Attend Upon the Ordinances of God
The eighteenth century was a time of fertile discovery and argument. It was an age of questions. And these questions threatened both the established answers and even the new ones being offered by other thinkers of the time. The major questions concerning knowledge and the nature of moral order always led to questions about how we live out the answers. Even the fledgling American Republic had these questions being answered in different ways by its leaders.
John Wesley searched for the answer for his “Methodists” by relying on the past. Do no harm and do good are obvious ancient precepts. Almost any thinker in the eighteenth century would have agreed on the general ideas if not necessarily the details. These two principles would be agreed upon in Western European culture in all centuries as defining how a “good person” lives. By the modern era, this would be the assumption in the Near East as well. Wesley argued that African “primitives” understood these principles through their own natural experiences. For Wesley, the Priest of the Established Church in England, being good was not enough. A Christian believer possessed a call to holiness.
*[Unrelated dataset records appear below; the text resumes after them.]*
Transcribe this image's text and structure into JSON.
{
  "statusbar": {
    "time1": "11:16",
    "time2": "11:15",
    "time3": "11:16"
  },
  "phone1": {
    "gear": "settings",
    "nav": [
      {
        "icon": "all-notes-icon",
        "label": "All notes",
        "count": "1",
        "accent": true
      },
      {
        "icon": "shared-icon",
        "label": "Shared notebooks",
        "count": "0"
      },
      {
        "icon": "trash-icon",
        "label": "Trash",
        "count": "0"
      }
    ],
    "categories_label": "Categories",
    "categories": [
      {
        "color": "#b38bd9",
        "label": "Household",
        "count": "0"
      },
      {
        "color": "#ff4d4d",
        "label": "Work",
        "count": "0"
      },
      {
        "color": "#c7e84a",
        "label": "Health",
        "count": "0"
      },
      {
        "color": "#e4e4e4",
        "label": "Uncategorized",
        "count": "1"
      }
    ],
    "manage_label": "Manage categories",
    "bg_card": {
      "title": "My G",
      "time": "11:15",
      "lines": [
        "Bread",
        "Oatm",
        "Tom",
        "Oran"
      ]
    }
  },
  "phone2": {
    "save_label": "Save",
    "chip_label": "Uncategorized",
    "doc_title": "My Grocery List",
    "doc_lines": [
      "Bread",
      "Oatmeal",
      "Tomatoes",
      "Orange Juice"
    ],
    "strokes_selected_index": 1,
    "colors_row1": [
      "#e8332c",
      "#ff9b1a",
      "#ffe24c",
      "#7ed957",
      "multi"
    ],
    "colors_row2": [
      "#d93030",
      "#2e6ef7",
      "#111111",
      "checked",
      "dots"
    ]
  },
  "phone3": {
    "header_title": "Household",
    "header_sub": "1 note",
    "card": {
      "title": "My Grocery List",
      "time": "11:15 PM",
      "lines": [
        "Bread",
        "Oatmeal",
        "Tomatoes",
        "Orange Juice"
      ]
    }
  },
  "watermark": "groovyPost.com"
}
A Christian nation would have that same call too. The reality of evil actions also showed that human beings, including Christian believers in community, failed in the sense of good and right actions. There was simply one more aspect of Christian living that was required.
Historically, the Christian Church held that followers of Jesus were to keep certain spiritual disciplines to maintain holiness of the person and the community of believers. Wesley knew them as sacraments and practices. The rites of Christian initiation (baptism) and community (the Eucharist) were of paramount importance for Methodists. The spiritual actions of prayer, fasting, reading scripture, reading spiritual literature, celebration, and giving alms to the poor were very important for the believer and the community. Participating in these acts reinforced the connection to God and the goodness done.
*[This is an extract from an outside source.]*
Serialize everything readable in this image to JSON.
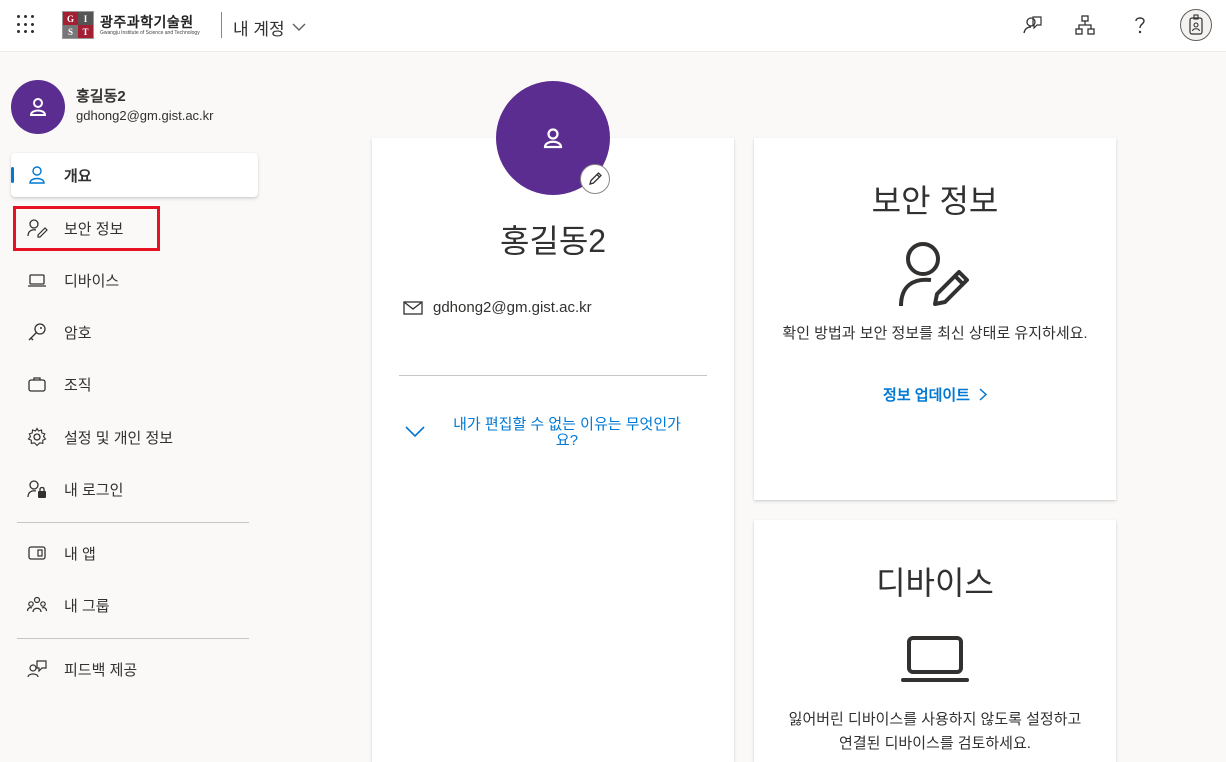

I understand that Bishop Reuben Job rephrased the third General Rule as “Stay in Love with God.” And it certainly appears to fit the sensibilities of the self-absorbed believers of early twenty-first century America. The General Rules easily become “I” statements. I do no harm. I do good. I stay in love with God. I know those sentences are grammatically incorrect. They are also theologically and philosophically incorrect. The original statement of the third rule emphasizes a collective sense of obedience to God.
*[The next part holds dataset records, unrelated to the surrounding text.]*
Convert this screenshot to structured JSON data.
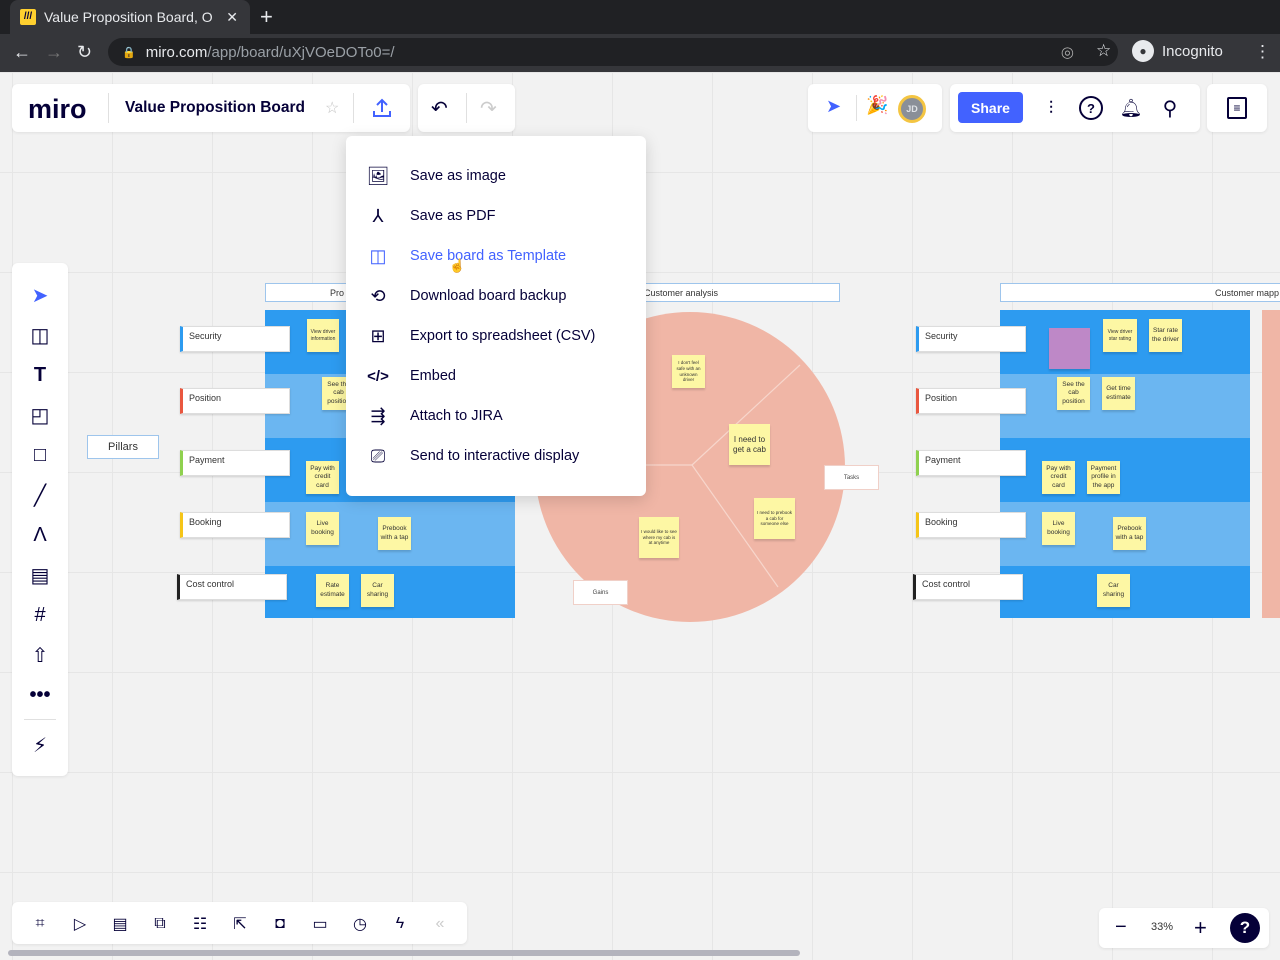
{
  "browser": {
    "tab_title": "Value Proposition Board, O",
    "url_host": "miro.com",
    "url_path": "/app/board/uXjVOeDOTo0=/",
    "profile": "Incognito"
  },
  "app": {
    "logo": "miro",
    "board_title": "Value Proposition Board",
    "share_label": "Share",
    "avatar_initials": "JD",
    "accent": "#4262ff"
  },
  "export_menu": {
    "items": [
      {
        "label": "Save as image",
        "icon": "image-icon"
      },
      {
        "label": "Save as PDF",
        "icon": "pdf-icon"
      },
      {
        "label": "Save board as Template",
        "icon": "template-icon",
        "highlighted": true
      },
      {
        "label": "Download board backup",
        "icon": "backup-icon"
      },
      {
        "label": "Export to spreadsheet (CSV)",
        "icon": "grid-icon"
      },
      {
        "label": "Embed",
        "icon": "code-icon"
      },
      {
        "label": "Attach to JIRA",
        "icon": "jira-icon"
      },
      {
        "label": "Send to interactive display",
        "icon": "display-icon"
      }
    ]
  },
  "board": {
    "pillars": "Pillars",
    "left": {
      "header": "Pro",
      "rows": [
        "Security",
        "Position",
        "Payment",
        "Booking",
        "Cost control"
      ],
      "stickies": [
        "View driver information",
        "See the cab position",
        "Pay with credit card",
        "Live booking",
        "Prebook with a tap",
        "Rate estimate",
        "Car sharing"
      ]
    },
    "analysis": {
      "header": "Customer analysis",
      "tasks": "Tasks",
      "gains": "Gains",
      "stickies": [
        "I don't feel safe with an unknown driver",
        "I need to get a cab",
        "I need to prebook a cab for someone else",
        "I would like to see where my cab is at anytime"
      ]
    },
    "right": {
      "header": "Customer mapp",
      "rows": [
        "Security",
        "Position",
        "Payment",
        "Booking",
        "Cost control"
      ],
      "stickies": [
        "View driver star rating",
        "Star rate the driver",
        "See the cab position",
        "Get time estimate",
        "Pay with credit card",
        "Payment profile in the app",
        "Live booking",
        "Prebook with a tap",
        "Car sharing"
      ]
    }
  },
  "zoom": {
    "level": "33%"
  }
}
Holiness and morality are connected in Christian religious practice. One can be good without the sense of holiness. Yet, one cannot remain holy without being moral. This problem vexed Wesley. He preached that slavery was immoral. A nation could not be holy and immoral. He believed conflict among believers was definitely unholy because the conflict concerned religious truth.
Christianity was born when the Jewish understanding of a time where God would reign met Greek and Roman culture. When Antiochus IV of the Seleucid dynasty began his persecution of the Judean people, the conflict began over how Jewish identity could be maintained when ruled by people who believed their destiny was to civilize the world in their image. The Apocryphal books of the Maccabees and the Jewish celebration that became Hanukkah tell this important story in history. The military conflicts continued under Roman rule off and on for centuries. Even after Judea was no more and the Jewish people exiled from their home land, the intellectual conflict was not settled. Christianity represents one way it eventually was. The other way was the secular concept of religious tolerance which came about in the modern era.
Christianity came to rely on the Platonic philosophy of Truth being in Idealism as well as the Hebrew Canon and then later adopting the Canon of the New Testament. In his research of ancient Christian writers, Wesley brought the platonic view of “an examined life” back into individual practice. And along with it came the concepts of Idealism and Truth beyond the concept of the Good. The Aristotelian concept of ethical goodness was gaining ground in Europe and the British colonies of America.
The General Rules provide a mix of ancient and modern thinking that tends to appeal to twenty-first century Christian liberalism and evangelicalism each emphasizing one part over the other. This development leaves one to ask if what was useful in the beginning of a movement becomes the seed of destruction at the end of it? Hopefully, this is the wrong question. I doubt it.